Michael is at an age where he is beginning to be interested in playing with his peers. I watch him play with his sister, or with a friend during a play date, or even in the play place at the mall or McDonalds. He tries so hard.
He'll carefully set up an activity in his room. Last week it was a picnic. He carried a blanket, pretend food, and play dishes up two flights of stairs from the basement to his bedroom. He spread out the blanket in the middle of the room and laid out a beautiful picnic. Then he excitedly ran down the stairs to invite his sister to play. She wasn't interested. First he invited. Then he wheedled and whined. Finally he broke into tears. I didn't know what to do. I felt for him. I wanted her to want to go. But she didn't. She's still too little. She wanted to be near me. I suppose I could have dropped what I was doing to go upstairs with both of them, but I didn't. I don't remember why.

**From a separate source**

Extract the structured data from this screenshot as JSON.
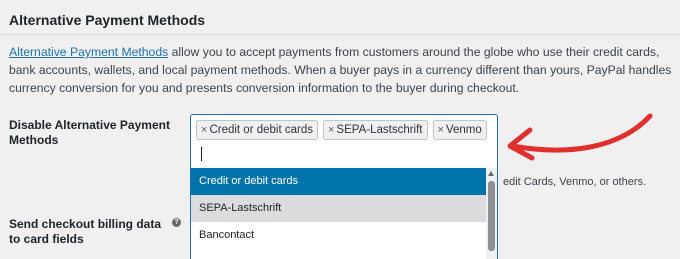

During a play date a couple of days ago Michael desperately wanted to show his friend one of his birthday presents. Again, he was practically quivering with excitement. It is adorable and he is just so earnest and genuine. And his friend was more interested in playing with something else. And he melted down, again.
At the play place I see him look at the other children and carefully choose someone who looks his age to be his friend. He'll walk over and introduce himself and ask the other child's name. More often than not, the other child simply goes their way. I watch other children successfully bond. Even Ava is beginning to be able to do it. But it doesn't quite work for Michael and I can't quite put my finger on why. He's often on the periphery of the group.
I see this as a budding issue on two levels. First, I wish I could figure out why socializing isn't quite gelling for him. If I could figure that out, perhaps I could subtly redirect him to be more successful. The second level is his sensitivity to rejection. The meltdowns are heartbreaking for him and for me. And they don't help the social situation. Surely the solution isn't to "reject" him at home on purpose when he invites me to do something just so that I can try to help him handle the feeling...
If anyone has any wisdom or resources to share here I'd really appreciate it because I'd love to find a way to help my sensitive little boy and I don't have a lot of ideas.